I know this board likes to glorify the recent days of the big East but overall the conference did underachive in march. But most of that is due to the combined efforts of georgetown, pity, and notre dame.
You're not giving the Big East enough credit. When the conference added 5 schools and got to 16 it was the start of the second "Golden Age" of the BE.
Getting past the Sweet Sixteen (reaching the Elite Eight) is a hard thing to do, I personally use this accomplishment to judge teams, coaches, and conferences - I have for many years. Making the Sweet 16 is nice and reaching the Final Four is tremendous but I consider getting to the Elite 8 a very successful season for any program.
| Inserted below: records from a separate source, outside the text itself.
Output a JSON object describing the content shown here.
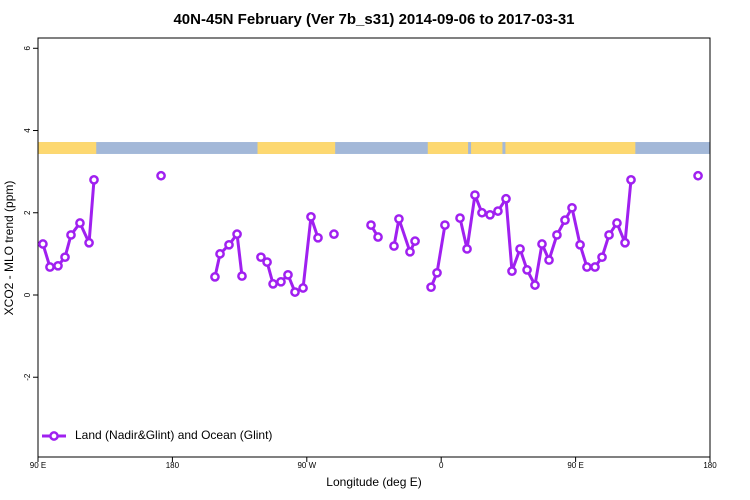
{
  "chart_data": {
    "type": "line",
    "title": "40N-45N February (Ver 7b_s31)   2014-09-06 to 2017-03-31",
    "x_label": "Longitude (deg E)",
    "y_label": "XCO2 - MLO trend (ppm)",
    "xlim": [
      90,
      540
    ],
    "ylim": [
      -3.94,
      6.25
    ],
    "xticks": [
      {
        "value": 90,
        "label": "90 E"
      },
      {
        "value": 180,
        "label": "180"
      },
      {
        "value": 270,
        "label": "90 W"
      },
      {
        "value": 360,
        "label": "0"
      },
      {
        "value": 450,
        "label": "90 E"
      },
      {
        "value": 540,
        "label": "180"
      }
    ],
    "yticks": [
      -2,
      0,
      2,
      4,
      6
    ],
    "legend": "bottomleft",
    "surface_band": {
      "ylim": [
        3.43,
        3.72
      ],
      "ocean_color": "#a3b8d8",
      "land_color": "#fdd870",
      "land": [
        [
          90,
          129
        ],
        [
          237,
          289
        ],
        [
          351,
          378
        ],
        [
          380,
          401
        ],
        [
          403,
          490
        ]
      ]
    },
    "x": [
      93.3,
      98.0,
      103.4,
      108.1,
      112.1,
      118.1,
      124.2,
      127.5,
      null,
      172.4,
      null,
      208.5,
      211.9,
      217.9,
      223.3,
      226.6,
      null,
      239.3,
      243.4,
      247.4,
      252.7,
      257.4,
      262.1,
      267.5,
      272.8,
      277.5,
      null,
      288.2,
      null,
      313.0,
      317.7,
      null,
      328.4,
      331.7,
      339.1,
      342.5,
      null,
      353.2,
      357.2,
      362.5,
      null,
      372.6,
      377.3,
      382.6,
      387.3,
      392.7,
      398.0,
      403.4,
      407.4,
      412.8,
      417.5,
      422.8,
      427.5,
      432.2,
      437.5,
      442.9,
      447.6,
      453.0,
      457.6,
      463.0,
      467.7,
      472.4,
      477.7,
      483.1,
      487.1,
      null,
      532.0
    ],
    "series": [
      {
        "name": "Land (Nadir&Glint) and Ocean (Glint)",
        "color": "#a020f0",
        "values": [
          1.24,
          0.68,
          0.71,
          0.92,
          1.46,
          1.75,
          1.27,
          2.8,
          null,
          2.9,
          null,
          0.44,
          1.0,
          1.22,
          1.48,
          0.46,
          null,
          0.92,
          0.8,
          0.27,
          0.32,
          0.49,
          0.07,
          0.17,
          1.9,
          1.39,
          null,
          1.48,
          null,
          1.7,
          1.41,
          null,
          1.19,
          1.85,
          1.05,
          1.31,
          null,
          0.19,
          0.54,
          1.7,
          null,
          1.87,
          1.12,
          2.43,
          2.0,
          1.95,
          2.04,
          2.34,
          0.58,
          1.12,
          0.61,
          0.24,
          1.24,
          0.85,
          1.46,
          1.82,
          2.12,
          1.22,
          0.68,
          0.68,
          0.92,
          1.46,
          1.75,
          1.27,
          2.8,
          null,
          2.9
        ]
      }
    ]
  }
}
Even the best teams have a hard time getting there.
In the 8 seasons since the Big East added the 5 schools (2006-2013) here's how many different schools from the major conferences made it to at least the Elite 8 and how many times combined they've done it (note: this has nothing to do with FFs and NCs, just E8s):
BE..... 8, 15
Big12. 6, 11
SEC... 4, 10
Big10. 3, 6
Pac12. 3, 5
ACC... 2, 7
In the last 8 years the Big East has had 8 different schools make it past the Sweet 16 and they've done it a combined 15 times. The Big12 and the SEC have done quite well in March too, contrary to what most would think. The ACC has done the worst, only North Carolina and Duke have made it that far - no other ACC school has made it past the Sweet 16 in the last 8 years.
Despite Pitt and Gtown not going farther than they should most years in the tourney, despite Notre Dame underachieving every year, and despite the bottom 6 schools doing nothing in March, the Big East has been very impressive in this most recent Golden Age - more so than any other conference.